Semenjak kembali ke kampung dari perantauan satu bulan yang lalu. Saya berkesempatan menyambangi tempat-tempat yang dulu di masa kecil berkisar tentang geliat tawa, tangisan, teriakan memekakan semesta. Tempat itu mengingat kembali ketika hari dilalui bersama anak-anak kampung, mengejar layang-layang, menyelam di sungai untuk menangkap ikan di sela bebatuan, dan bahkan pernah didatangi oleh ibu dengan kayu di tangan kala terlalu lama menghabiskan waktu mandi di sungai.
Masa-masa itu telah kembali menyeruak ke permukaan memori. Menyaksikan kampung yang sudah bersolek dengan banyaknya bangunan tembok, seolah sedang menepikan bangunan rumah kayu yang dulu menjadi tempat bersemayam warga kampung. Rumah-rumah berbahan kayu dan genteng, mulai tergantikan dengan rumah berbahan semen dan seng yang terlihat praktis.
Semua perlahan berubah. Saya hanya bisa mengingat kembali masa-masa, dimana kampung masih cukup asri, air sungai yang jernih, jalan kampung yang sepi kendaraan, anak-anak yang main berkelompok dengan saling mengejar dan bersembunyi di balik pohon pisang.
Ketika malam meninggi, warga berkumpul di gardu sambil mengisap rokok kretek dan ditemani kopi hitam.
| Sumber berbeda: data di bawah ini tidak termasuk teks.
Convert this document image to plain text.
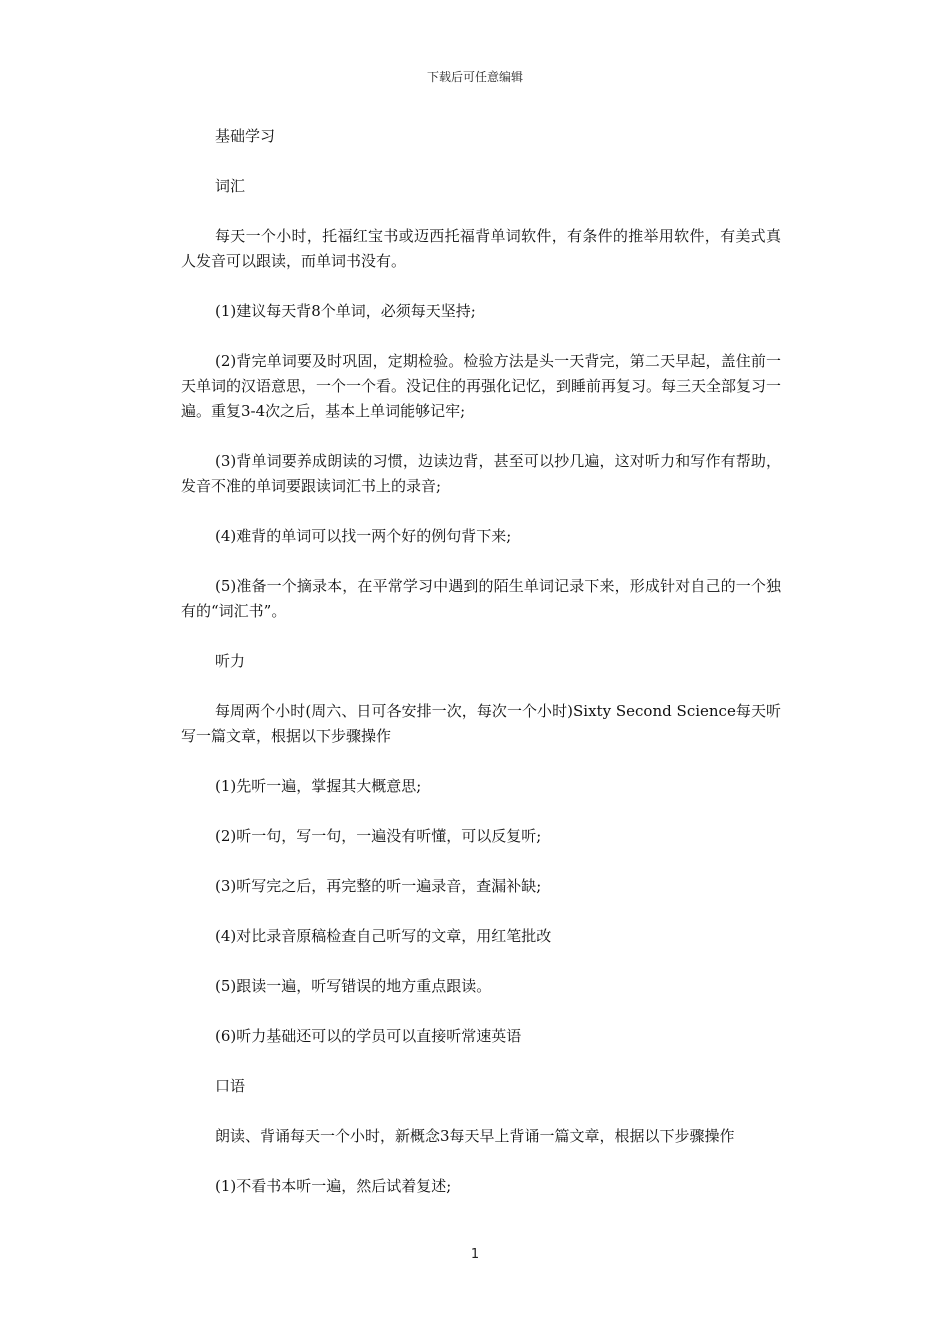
下载后可任意编辑

基础学习

词汇

每天一个小时，托福红宝书或迈西托福背单词软件，有条件的推举用软件，有美式真人发音可以跟读，而单词书没有。

(1)建议每天背8个单词，必须每天坚持;

(2)背完单词要及时巩固，定期检验。检验方法是头一天背完，第二天早起，盖住前一天单词的汉语意思，一个一个看。没记住的再强化记忆，到睡前再复习。每三天全部复习一遍。重复3-4次之后，基本上单词能够记牢;

(3)背单词要养成朗读的习惯，边读边背，甚至可以抄几遍，这对听力和写作有帮助，发音不准的单词要跟读词汇书上的录音;

(4)难背的单词可以找一两个好的例句背下来;

(5)准备一个摘录本，在平常学习中遇到的陌生单词记录下来，形成针对自己的一个独有的“词汇书”。

听力

每周两个小时(周六、日可各安排一次，每次一个小时)Sixty Second Science每天听写一篇文章，根据以下步骤操作

(1)先听一遍，掌握其大概意思;

(2)听一句，写一句，一遍没有听懂，可以反复听;

(3)听写完之后，再完整的听一遍录音，查漏补缺;

(4)对比录音原稿检查自己听写的文章，用红笔批改

(5)跟读一遍，听写错误的地方重点跟读。

(6)听力基础还可以的学员可以直接听常速英语

口语

朗读、背诵每天一个小时，新概念3每天早上背诵一篇文章，根据以下步骤操作

(1)不看书本听一遍，然后试着复述;

1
Suara jangkring, nyanyian burung dari arah gunung ikut menemani malam warga kampung. Di gardu kisah itu diwartakan, beberapa yang lain sesekali tertawa ketika cerita itu bernada humoris. Di tangan hanya rokok, dan tak ada handphone, apa lagi kunci motor.
Sawah dan ladang merupakan kantor bagi sebagian besar warga kampung. Sangat sedikit yang berprofesi lain. Di musim tanam, ketika terang tanah dan mentari pagi mulai menyapa semesta, warga akan terlihat sibuk di beberapa sudut gang kampung. Mereka bersiap menuju  persawahan dengan menyusuri jalan yang berada di pematang sawah di belakang kampung. Udara pagi masih sangat sejuk, kodok sesekali terlihat meloncat di pematang sawah, ular menggelantung di pagar persawahan, burung berkicau nyaring menyambut hari baru yang penuh harmonis.
Dari kejauhan, terlihat bapak mengajarkan anaknya bagaimana membajak sawah yang baik. Bagaimana mengarahkan kerbau agar berjalan searah, membuatnya tenang ketika memberontak, dan memukulnya di bagian yang tak membuatnya marah. Kerbau menjadi bagian nafas pertanian warga kampung. Semuanya masih alami, masih asri, alam menyatu dengan  seluruh mahluk. Gunung masih hijau, persawahan masih asri, lautan membiru dalam pandangan.
Penggalan masa itu, menyeruak di benak kala menikmati secangkir kopi hitam di Kedai Kopi Dae Rul Cambera, Desa Marada, Kecamatan Hu'u, Kabupaten Dompu. Masa itu hanya bisa saya kenang kini. Ia telah berlalu bersama waktu, menghilang ditelan modernisasi yang angkuh, dan dihempas kesombongan canggihnyaTak terlihat lagi kerbau dengan seorang anak yang suara mendayung kala membajak sawah, tak nampak dokar dengan suara khas dengan kudanya yang melintas di jalan, bahkan sudah tak ada lagi persawahan dengan menguningnya padi ketika panen mulai disegerakan.
Semua nampak berubah, gagal panen sudah menjadi cerita yang memprihatinkan warga kampung. Air yang mengairi persawahan sudah enggang menyapa, kodok tak terlihat bahkan tak terdengar lagi kala melintas di pematang sawah. Di beberapa titik, persawahan enggang lagi dijamah, karena air tak tersedia cukup untuk mengairi tanaman. Bahkan kadang percekcokan antara warga karena air merupakan hal yang sering terdengar dan jumpai. Bentangan gunung yang menghijau kini telah tergerus keangkuhan serta keserakahan tangan-tangan manusia.